Architecting Multi-Agent Systems for Code

Most AI coding tools are single-threaded: one prompt, one model, one attempt. Real software engineering requires a multi-agent system where a coordinator delegates tasks to specialized sub-agents—one for documentation, one for testing, and one for implementation. The challenge is managing these agents without leaking credentials or losing control of the shell.

The Failure of the Monolithic Agent

The industry is moving away from the 'one model to rule them all' approach. When a single agent handles planning, coding, and debugging, the context window becomes cluttered with irrelevant noise, leading to hallucinations and regression bugs. Multi-agent systems solve this by decomposing complex goals into discrete tasks handled by specialized personas.

For example, in a typical refactoring workflow, you do not want the agent writing the code to be the same agent validating the test suite.
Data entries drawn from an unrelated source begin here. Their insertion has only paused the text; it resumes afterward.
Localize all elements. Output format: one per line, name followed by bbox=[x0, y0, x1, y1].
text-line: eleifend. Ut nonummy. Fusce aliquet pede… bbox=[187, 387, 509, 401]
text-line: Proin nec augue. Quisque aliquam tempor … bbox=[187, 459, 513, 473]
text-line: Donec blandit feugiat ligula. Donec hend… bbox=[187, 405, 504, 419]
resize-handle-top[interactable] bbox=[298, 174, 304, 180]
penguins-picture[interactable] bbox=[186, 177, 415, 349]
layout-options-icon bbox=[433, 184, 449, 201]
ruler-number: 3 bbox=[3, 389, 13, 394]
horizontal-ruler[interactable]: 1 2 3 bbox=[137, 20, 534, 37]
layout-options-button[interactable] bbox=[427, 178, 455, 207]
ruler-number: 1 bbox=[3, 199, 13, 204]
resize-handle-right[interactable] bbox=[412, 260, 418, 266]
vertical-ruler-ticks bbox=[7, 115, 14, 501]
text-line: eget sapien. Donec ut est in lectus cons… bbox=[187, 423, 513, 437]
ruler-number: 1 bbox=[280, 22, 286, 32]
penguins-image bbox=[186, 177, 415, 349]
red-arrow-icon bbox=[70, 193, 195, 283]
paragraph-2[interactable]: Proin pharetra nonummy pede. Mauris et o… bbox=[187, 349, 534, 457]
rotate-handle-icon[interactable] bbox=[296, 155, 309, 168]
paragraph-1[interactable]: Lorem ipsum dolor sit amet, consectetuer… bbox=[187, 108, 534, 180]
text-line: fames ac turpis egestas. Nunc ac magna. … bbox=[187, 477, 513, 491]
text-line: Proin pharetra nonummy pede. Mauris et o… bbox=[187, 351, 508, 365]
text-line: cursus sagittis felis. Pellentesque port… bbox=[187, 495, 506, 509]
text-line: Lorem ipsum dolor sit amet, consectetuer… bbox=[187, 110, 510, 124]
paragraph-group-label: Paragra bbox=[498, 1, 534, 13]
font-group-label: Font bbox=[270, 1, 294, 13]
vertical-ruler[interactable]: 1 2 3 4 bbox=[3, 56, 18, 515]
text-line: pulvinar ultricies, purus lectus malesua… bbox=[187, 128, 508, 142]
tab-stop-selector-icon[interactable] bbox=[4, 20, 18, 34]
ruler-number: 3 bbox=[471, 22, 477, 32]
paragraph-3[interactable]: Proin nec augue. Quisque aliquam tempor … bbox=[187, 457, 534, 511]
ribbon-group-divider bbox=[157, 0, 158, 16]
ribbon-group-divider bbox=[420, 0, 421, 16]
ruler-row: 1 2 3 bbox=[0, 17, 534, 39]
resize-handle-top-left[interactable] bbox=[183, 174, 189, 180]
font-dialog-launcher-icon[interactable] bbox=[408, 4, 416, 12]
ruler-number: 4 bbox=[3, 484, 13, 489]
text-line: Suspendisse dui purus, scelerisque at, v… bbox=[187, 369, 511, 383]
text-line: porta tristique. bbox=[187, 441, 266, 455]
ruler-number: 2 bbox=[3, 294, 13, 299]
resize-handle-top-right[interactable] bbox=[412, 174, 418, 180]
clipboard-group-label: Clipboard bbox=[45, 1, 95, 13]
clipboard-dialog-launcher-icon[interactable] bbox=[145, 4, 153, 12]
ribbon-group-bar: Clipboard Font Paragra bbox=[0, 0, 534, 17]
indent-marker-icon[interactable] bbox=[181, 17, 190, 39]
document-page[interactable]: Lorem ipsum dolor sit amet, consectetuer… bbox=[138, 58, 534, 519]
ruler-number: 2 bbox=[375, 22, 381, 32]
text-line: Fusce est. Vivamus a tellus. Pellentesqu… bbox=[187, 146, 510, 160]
You need a separation of concerns: a Planner to map the changes, an Executor to write the diffs, and a Reviewer to verify the output against the original requirements.

Core Components of an Agentic Architecture

To build a functional multi-agent system for local development, four components are non-negotiable:

• Tool Access: Agents need a way to interact with the OS. This is typically handled via a PTY terminal (like xterm.js) or a file system API.
• Communication Protocol: The Model Context Protocol (MCP) has become the standard for allowing agents to share tools across different implementations via stdio or HTTP.
• Shared Memory: Agents cannot rely solely on short-term context. They need a persistent state—such as a project-specific AZMX.md file—to track decisions and architectural constraints across sessions.
• Human-in-the-Loop (HITL): Autonomous agents are dangerous. Every shell command and file edit must pass through an approval gate.
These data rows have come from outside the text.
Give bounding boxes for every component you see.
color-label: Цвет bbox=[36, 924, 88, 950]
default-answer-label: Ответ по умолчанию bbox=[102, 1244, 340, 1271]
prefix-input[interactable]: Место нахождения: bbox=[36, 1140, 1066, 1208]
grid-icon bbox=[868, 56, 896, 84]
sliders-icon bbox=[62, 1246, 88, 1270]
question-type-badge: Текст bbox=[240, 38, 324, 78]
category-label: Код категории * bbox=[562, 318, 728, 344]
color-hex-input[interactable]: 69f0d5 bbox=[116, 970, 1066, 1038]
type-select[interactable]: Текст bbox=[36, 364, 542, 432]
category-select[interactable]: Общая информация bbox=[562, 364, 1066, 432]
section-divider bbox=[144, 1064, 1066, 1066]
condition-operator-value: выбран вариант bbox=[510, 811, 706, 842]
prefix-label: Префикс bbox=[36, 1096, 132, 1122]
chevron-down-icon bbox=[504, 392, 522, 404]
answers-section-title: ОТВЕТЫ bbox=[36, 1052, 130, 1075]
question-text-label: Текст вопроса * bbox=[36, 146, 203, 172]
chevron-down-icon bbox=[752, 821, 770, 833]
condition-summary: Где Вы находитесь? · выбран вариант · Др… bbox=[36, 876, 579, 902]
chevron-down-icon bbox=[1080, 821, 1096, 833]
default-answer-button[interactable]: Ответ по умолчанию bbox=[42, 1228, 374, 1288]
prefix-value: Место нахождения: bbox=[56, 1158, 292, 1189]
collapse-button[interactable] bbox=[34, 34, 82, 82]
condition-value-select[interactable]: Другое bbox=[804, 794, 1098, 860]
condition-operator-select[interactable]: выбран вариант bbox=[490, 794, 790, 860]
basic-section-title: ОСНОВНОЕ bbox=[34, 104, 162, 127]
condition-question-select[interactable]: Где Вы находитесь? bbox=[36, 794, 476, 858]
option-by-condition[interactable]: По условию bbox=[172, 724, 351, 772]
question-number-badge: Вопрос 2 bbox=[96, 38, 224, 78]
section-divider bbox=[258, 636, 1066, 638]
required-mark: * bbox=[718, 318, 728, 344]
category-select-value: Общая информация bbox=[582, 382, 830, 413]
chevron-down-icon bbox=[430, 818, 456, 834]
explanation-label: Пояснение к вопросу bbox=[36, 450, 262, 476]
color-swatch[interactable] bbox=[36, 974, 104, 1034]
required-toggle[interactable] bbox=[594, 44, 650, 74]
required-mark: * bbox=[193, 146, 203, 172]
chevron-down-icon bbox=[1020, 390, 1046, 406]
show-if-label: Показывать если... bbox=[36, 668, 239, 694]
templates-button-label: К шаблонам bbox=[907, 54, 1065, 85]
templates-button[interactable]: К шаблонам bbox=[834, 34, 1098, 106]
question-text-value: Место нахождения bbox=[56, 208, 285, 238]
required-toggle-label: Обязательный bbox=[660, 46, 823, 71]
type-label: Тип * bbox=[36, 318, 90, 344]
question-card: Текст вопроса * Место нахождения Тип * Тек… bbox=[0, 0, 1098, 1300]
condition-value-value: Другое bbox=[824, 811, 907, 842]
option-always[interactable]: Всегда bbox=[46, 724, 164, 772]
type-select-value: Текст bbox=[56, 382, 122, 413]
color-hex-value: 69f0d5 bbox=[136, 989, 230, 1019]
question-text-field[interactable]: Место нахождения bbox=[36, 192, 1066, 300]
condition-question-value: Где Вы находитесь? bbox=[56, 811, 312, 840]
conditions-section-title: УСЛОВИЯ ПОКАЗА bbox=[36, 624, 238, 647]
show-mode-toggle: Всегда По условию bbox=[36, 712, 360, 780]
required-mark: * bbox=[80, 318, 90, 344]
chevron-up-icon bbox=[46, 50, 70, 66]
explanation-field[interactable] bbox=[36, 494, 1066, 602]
Comparing Implementation Strategies

Different tools approach multi-agent orchestration differently. Frameworks like AutoGen or CrewAI provide high-level abstractions for agent communication but often lack deep integration with the local development environment. IDE-centric tools like Cursor, Windsurf, and GitHub Copilot focus heavily on the editor experience, while CLI-based tools like Aider and Claude Code prioritize speed and git integration.

AZMX AI takes a different path by focusing on sovereignty. Instead of a cloud-hosted orchestrator, it provides a native Rust backend that manages sub-agents locally. Because it is a ~7 MB binary rather than an Electron wrapper, the overhead of running multiple agentic loops is significantly reduced.

Implementing MCP for Agent Extensibility

The Model Context Protocol (MCP) allows you to plug in external data sources and tools without rewriting the agent's core logic. If your multi-agent system needs to query a Postgres database or check a Jira ticket, you implement an MCP server.

# Example MCP tool definition for a database agent
{ "name": "query_db", "description": "Execute read-only SQL", "parameters": { "query": "string" } }

By utilizing MCP over stdio, sub-agents can call these tools, return the result to the coordinator, and move to the next step of the plan. This prevents the primary model from needing to know the internals of every single API you use.

Security in Multi-Agent Workflows

The primary risk of multi-agent systems is the 'autonomous loop' where an agent recursively executes commands that delete data or leak secrets. Security must be implemented at the system level, not the prompt level.

A robust system must include a deny-list. Any attempt by an agent to read .env, .ssh/id_rsa, or .aws/credentials should be blocked by the backend before the request even reaches the OS. Relying on the LLM to 'behave' is a critical failure point. This is why strict approval gates are mandatory for any operation that modifies the state of the machine.

Choosing Your Model Backend

Multi-agent systems are computationally expensive. Running three agents on a single high-latency API can make the experience sluggish. The current gold standard is a hybrid approach:

• Coordinator: A high-reasoning model (e.g., Claude 3.5 Sonnet or GPT-4o) for planning and delegation.
• Workers: Faster, cheaper models (e.g., Groq-hosted Llama 3 or DeepSeek) for repetitive coding tasks.
• Local Fallback: Fully offline models via Ollama or LM Studio for sensitive code that cannot leave the premises.

By using a BYOK (Bring Your Own Key) model, you avoid vendor lock-in and can swap the coordinator model as soon as a more efficient one is released. You can explore these configurations in the AZMX documentation.

Conclusion

Multi-agent systems are the logical evolution of AI coding. By moving from a single chat interface to a coordinated network of sub-agents with shared memory and strict security boundaries, developers can automate complex migrations and feature implementations with higher confidence. The goal is not total autonomy, but a highly efficient, human-steered orchestration of specialized intelligence.